Continue to read and I will walk you through each step and you will have a comprehensive understanding of what is involved.

Typically, the next step involves the forwarding of a notice regarding late payments, by the lender, within 14 days after missing a payment.
At the end of this time-frame, delivery of a summons or notice of foreclosure through an intricate administrative and bureaucratic process will occur.
If you should opt to appear at the hearing, your chances of failing are somewhat high since failing to meet your obligation is what got you there in the first place. At this point, the process moves rather quickly and in certain cases may take place in as little as seven days. Should you disregard this situation, you will be forcibly removed by the local sheriff and you will find your belongings outside on the sidewalk.
If you have knowledge on your side, you have the capacity to prolong the process for several years. After the height of the recession and housing foreclosure crisis that occurred from 2008 – 2010, the foreclosure rate in Washington County has since been dropping, getting to 589 in 2013.

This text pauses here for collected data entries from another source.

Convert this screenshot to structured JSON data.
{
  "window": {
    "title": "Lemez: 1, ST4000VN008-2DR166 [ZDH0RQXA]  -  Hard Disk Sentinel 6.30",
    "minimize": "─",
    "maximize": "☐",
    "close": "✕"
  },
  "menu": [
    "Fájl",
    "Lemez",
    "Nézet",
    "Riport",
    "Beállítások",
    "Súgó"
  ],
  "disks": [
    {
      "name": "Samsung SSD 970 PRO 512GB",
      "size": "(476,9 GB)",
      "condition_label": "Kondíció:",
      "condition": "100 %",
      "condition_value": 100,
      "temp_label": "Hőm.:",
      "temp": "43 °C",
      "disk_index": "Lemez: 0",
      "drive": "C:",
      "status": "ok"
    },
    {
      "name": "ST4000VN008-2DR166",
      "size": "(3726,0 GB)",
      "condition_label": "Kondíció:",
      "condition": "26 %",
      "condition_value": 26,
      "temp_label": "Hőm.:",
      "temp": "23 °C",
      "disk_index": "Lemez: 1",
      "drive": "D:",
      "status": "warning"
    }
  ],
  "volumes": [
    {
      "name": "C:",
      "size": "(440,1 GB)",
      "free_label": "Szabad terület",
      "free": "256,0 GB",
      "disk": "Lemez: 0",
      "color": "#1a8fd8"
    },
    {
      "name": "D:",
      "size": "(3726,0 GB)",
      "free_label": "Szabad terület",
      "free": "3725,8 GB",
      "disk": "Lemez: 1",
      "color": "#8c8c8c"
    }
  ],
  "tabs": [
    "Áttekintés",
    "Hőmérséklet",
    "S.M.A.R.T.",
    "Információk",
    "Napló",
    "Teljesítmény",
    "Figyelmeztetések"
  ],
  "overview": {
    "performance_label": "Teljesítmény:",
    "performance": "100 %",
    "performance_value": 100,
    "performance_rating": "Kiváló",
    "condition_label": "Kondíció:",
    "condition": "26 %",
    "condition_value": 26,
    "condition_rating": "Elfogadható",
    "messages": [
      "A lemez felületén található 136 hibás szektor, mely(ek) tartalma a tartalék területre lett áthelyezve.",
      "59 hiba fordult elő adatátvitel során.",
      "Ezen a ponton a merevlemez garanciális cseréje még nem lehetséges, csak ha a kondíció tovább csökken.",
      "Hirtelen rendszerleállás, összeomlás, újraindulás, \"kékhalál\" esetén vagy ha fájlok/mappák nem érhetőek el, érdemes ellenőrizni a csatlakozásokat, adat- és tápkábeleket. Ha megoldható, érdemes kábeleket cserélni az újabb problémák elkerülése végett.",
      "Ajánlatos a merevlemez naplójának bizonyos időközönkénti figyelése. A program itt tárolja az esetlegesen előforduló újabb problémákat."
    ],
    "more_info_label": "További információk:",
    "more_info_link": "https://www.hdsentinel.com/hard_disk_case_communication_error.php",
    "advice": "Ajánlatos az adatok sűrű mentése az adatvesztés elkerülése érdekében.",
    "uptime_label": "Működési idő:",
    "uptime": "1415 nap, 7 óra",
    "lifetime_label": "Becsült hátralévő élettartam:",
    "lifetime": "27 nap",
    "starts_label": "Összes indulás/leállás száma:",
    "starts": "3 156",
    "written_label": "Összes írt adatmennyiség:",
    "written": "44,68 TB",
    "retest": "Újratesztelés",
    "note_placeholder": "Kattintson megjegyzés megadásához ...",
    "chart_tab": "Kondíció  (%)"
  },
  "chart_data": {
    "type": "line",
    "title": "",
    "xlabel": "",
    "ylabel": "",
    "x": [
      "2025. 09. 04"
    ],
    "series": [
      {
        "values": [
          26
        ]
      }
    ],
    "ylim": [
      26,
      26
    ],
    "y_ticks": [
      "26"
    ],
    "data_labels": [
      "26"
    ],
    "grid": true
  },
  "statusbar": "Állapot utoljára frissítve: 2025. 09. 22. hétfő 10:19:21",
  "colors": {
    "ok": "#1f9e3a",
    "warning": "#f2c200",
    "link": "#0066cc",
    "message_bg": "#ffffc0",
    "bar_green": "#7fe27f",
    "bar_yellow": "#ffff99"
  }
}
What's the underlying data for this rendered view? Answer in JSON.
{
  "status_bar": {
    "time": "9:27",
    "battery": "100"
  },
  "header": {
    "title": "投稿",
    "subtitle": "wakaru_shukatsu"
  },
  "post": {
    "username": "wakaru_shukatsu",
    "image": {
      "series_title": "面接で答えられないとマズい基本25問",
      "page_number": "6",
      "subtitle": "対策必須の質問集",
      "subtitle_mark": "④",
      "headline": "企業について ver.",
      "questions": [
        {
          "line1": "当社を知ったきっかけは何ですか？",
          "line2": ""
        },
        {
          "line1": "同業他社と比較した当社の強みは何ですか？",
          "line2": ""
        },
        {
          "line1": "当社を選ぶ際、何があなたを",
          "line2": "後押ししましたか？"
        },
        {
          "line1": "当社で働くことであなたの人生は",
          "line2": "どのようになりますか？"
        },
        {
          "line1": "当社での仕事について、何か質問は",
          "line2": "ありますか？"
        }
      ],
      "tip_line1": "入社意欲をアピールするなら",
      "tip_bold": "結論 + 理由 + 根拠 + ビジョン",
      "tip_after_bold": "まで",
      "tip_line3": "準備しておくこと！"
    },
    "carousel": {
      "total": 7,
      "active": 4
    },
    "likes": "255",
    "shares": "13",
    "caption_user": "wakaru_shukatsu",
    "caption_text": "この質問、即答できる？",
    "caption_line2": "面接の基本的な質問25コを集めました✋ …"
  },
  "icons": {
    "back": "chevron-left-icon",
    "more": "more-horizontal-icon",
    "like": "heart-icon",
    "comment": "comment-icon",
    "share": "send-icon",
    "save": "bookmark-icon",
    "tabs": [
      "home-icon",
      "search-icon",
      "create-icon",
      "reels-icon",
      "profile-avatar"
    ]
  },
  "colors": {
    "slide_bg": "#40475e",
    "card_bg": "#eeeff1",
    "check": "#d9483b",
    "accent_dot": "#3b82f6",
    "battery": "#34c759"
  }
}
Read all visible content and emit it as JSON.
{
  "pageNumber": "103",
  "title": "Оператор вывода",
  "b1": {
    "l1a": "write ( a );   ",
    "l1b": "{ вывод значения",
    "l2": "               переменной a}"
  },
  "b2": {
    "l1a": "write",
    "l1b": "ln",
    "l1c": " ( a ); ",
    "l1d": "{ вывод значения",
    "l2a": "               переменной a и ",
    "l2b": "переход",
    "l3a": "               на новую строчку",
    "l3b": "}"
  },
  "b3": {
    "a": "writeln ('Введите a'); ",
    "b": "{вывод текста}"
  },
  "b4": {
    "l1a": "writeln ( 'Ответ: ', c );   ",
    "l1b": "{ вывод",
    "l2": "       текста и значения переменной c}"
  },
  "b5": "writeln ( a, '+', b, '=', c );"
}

That information is compiled and placed on a map that county and city officials can use to see where, and how many, foreclosures are being recorded.
The lien is recorded at the county recorder’s office in the town or region where the property is located. Once there, I honed in on bankruptcy law and was a scholarship recipient for “Securities Regulation.” I followed that with an internship at the Boston Stock Exchange and a clerkship for McGarthy & Ged. Now, appearing at the court hearing, which takes place within your area’s circuit court, becomes your choice.
If your monthly payments are not met, under the law, this is classified as a breach of contract.
Additional burden is added as you are attempting to locate new lodging and a storage unit for your belongings.
It is possible they have programs for individuals facing financial difficulties or may present a suggestion which will allow you to make new arrangements regarding your payments.